An opening reception takes place at 7 p.m. on April 8 and includes reading and discussion sessions by Baca, author of Stories from the Edge. Baca is the winner of the Pushcart Prize, the American Book Award and the International Hispanic Heritage Award.

Hillerman will give the festival’s keynote address at at 1 pm Saturday. The author of the New York Times bestselling mystery novels, Spider Woman’s Daughter and Rock With Wings, Hillerman is the founding director of the Santa Fe-based WORDHARVEST Writers Workshop, the Tony Hillerman Writers Conference, and she assisted in the creation of the Tony Hillerman Prize.

Hillerman will be followed by John Fortunato, a former Gallup resident and author of Dark Reservations, winner of the 2014 Tony Hillerman Prize, and Robert Kidera, author of Red Gold, winner of the 2015 Hillerman Award for Best Work of Fiction, Best eBook and Best Mystery.

Taylor said during a telephone interview March 29 that he’s excited about attending the festival and being on hand to field questions and comments about his first ever published book. He said he did not attend the festival the first time around, so that makes things all the more special this time.

“I think it’s something that everyone will enjoy,” Taylor said of the festival. “This is not simply for people who have written books. This is something for everyone.”
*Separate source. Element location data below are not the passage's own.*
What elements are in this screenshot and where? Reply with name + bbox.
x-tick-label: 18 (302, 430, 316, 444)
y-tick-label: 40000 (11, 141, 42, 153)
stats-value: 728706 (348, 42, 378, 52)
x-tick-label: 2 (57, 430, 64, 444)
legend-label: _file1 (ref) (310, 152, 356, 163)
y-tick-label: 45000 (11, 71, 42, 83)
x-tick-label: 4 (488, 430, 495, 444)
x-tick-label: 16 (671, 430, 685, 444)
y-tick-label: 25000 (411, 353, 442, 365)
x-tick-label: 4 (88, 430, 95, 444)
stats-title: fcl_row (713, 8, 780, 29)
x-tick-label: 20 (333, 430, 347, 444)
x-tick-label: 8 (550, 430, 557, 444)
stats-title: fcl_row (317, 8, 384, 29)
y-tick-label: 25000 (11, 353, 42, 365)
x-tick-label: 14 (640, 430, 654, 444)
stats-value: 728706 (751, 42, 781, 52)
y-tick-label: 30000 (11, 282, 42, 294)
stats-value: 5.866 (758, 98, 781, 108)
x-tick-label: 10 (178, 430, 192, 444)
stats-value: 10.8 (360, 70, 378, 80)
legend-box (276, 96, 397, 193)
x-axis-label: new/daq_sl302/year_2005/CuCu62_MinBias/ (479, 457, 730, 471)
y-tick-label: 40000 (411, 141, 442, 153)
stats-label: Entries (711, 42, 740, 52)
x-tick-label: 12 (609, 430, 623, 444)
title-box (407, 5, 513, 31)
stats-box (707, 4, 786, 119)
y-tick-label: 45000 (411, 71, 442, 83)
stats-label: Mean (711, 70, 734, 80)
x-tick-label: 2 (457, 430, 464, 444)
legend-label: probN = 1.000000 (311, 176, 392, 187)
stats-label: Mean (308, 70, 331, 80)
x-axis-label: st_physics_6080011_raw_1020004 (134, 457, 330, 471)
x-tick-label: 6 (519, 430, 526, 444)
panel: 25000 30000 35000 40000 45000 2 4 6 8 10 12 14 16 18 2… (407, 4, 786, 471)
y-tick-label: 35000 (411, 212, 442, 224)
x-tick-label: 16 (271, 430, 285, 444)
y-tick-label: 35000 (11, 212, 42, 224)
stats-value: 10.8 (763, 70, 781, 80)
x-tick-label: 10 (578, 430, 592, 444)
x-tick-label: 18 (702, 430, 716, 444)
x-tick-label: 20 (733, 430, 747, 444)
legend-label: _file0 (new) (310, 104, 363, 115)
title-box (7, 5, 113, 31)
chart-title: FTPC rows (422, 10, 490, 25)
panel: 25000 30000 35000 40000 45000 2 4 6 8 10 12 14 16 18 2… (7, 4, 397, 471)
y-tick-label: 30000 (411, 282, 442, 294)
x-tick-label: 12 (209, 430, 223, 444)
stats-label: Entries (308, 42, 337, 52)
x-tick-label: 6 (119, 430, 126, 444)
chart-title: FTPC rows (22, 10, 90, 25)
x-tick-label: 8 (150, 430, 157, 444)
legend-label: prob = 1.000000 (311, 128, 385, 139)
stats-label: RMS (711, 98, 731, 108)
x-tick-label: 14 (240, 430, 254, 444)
Taylor’s book is entitled, “Looking For Dan: The Frontier life of a Puzzling Character – Dan DuBois.”

DuBois lived in the Chichiltah community for many years where he ran a small trading post. DuBois left a lot of descendants in the area and several shed colorful details of DuBois’ life with Taylor, hence the title of the book.

“I started writing the book in 2011 and finished in 2014,” Taylor said. “I think it’s an interesting read.”

Larry Greenly is a retired civil engineer and teacher and wrote a book called, “Eugene Bullard: World’s First Black Fighter Pilot.” Greenly was named a 2015 Booklist Top Ten Multi-Cultural Nonfiction Book for Youth and also won a Gold Medal in the 2014 National Moonbeam Children’s Book Awards.

Originally from Pennsylvania, but now an Albuquerque resident, Greenly said, “I’m looking forward to coming to Gallup. I think festivals like this are fun and represent a learning experience for everyone.”

Greenly’s book is a biography about a pioneering black aviator from his birth in 1895 to his combat experiences in both World War I and II, and Bullard’s return to a segregated America.

“A lot of what Bullard, the grandson of a slave, could or could not do in life a lot of times was based on race, but he didn’t let that become a deterrent,” Greenly explained.

Link is also a former history instructor at the University of New Mexico-Gallup. He is the author of Navajo: A Century of Progress, 1868-1968. In 1976, along with his good friend Geraldine, Link published, “The Goat in the Rug and in 2001 he published the Signers of the Treaty of Peace, June 1, 1868 as a companion document to the poster (original by Irving Toddy).

Children’s Jamboree

There is also a Children’s Jamboree at this festival which takes place Saturday at 1:30 p.m. Ross van Dusen will read from his children’s book, “What makes A Rainbow?” Followed by rainbow-themed games and activities, Pellington said.

There will be a Children’s Jamboree Panel at 2:15 p.m. on Saturday featuring Essie Yazzie, who penned Lester’s Big Cover Up.” Anita Poleahla (Celebrate My Hopi Corn and Celebrate My Hopi Toys) are among the panelists.